Should be more careful while talking to mathematicians.

@Mooniac, “optimizing” in this context seems to be about decreasing computational time of the model (by using the GPUs) and not about creating models that are more accurate/optimal, no? Regarding FinancialDerivative[], I’d encourage you to send your feedback to Wolfram (http://www.wolfram.com/support/contact/email/?topic=Feedback).

Trying out CUDALink in Mathematica 8 and there are issues. Is the older NVIDIA Driver 257.xx – 260.xx *required* ? I’m running the 266.58 driver on Win 7 x64 and despite CUDAQ[] working the results silently fail.
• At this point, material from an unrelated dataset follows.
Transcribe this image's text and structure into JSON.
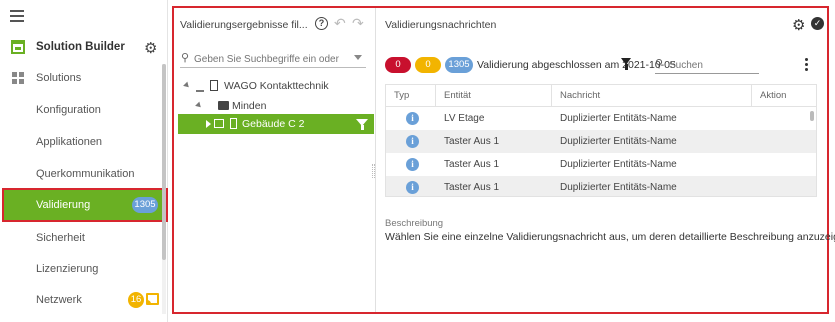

Help! :)

Confirmed, reverting to NVIDIA 260.99 WHQL driver fixes Mathematica 8 CUDALink. The latest WHQL 266.58 does *not* work. Huzzah!

Unfortunately TimeValue is not a good function to be using in an article about optimizing — it is a very very slow function. This function is useful for one off calculations and likely to be of use in academia or grad school, but for real world production is so slow as to be useless.

We have written our own TimeValue functions that are over 1 order of magnitude faster than the built in stuff.

Basically, built in date and time calculations, time value, cashflow discounting and so on are so slow in Mma that you simply cannot use them in a real world environment. Fortunately it is relatively straight forward to write your own functions for these tasks but it does make you wonder why the built in ones are so dreadfully slow.

In response to Mike:

The real power behind TimeValue, Annuity, Cashflow and FinancialBond, is their symbolic capabilities. One of the main benefits of these functions is the ability to use symbolic input and get back symbolic output, which is often a closed form Mathematica expressions (even in the face of complicated payment growth functions and day-count conventions). It is the symbolic output expressions that should probably be used in further computation, iteration, optimization, statistical modeling, etc, not the TimeValue suite itself. One might view the TimeValue functions as kind of like formula generators. The pre-computed formulas can then be plugged into optimization schemes.

Also, TimeValue uses built in Mathematica Date functions like DatePlus, DateDifference, etc. When doing date computations, it will only be as fast as these functions are. It is possible that performance improvements can be gained by changing the input into unitless time rather than actual dates. TimeValue also uses the symbolic capability of Series, which can sometimes take a while to find a suitable closed form expression. Performance improvements in this realm might be gained by using the option “ClosedForm”->False (an option found in Options[TimeValue]).

I think Stephen Wolfram is a genius of our time. I want to learn Mathematica before the world finds out about it! With Mathematica it seems that everything is possible. :)

Also, TimeValue uses built in Mathematica Date functions like DatePlus, DateDifference, etc. When doing date computations, it will only be as fast as these functions are. It is possible that performance improvements can be gained by changing the input into unitless time rather than actual dates. TimeValue also uses the symbolic capability of Series, which can sometimes take a while to find a suitable closed form expression. Performance improvements in this realm might be gained by using the option “ClosedForm”->False (an option found in Options[TimeValue]).

Michael Kelly and Ryan Smith,

Thank you for the tip about using the symbolic output expressions. The speed increase is amazing. I was doing a plot using FinancialBond that was taking almost 3 seconds. Using the symbolic expression in my own function made the plot appear instantaneously. If this tip isn’t in the documentation somewhere, it should be.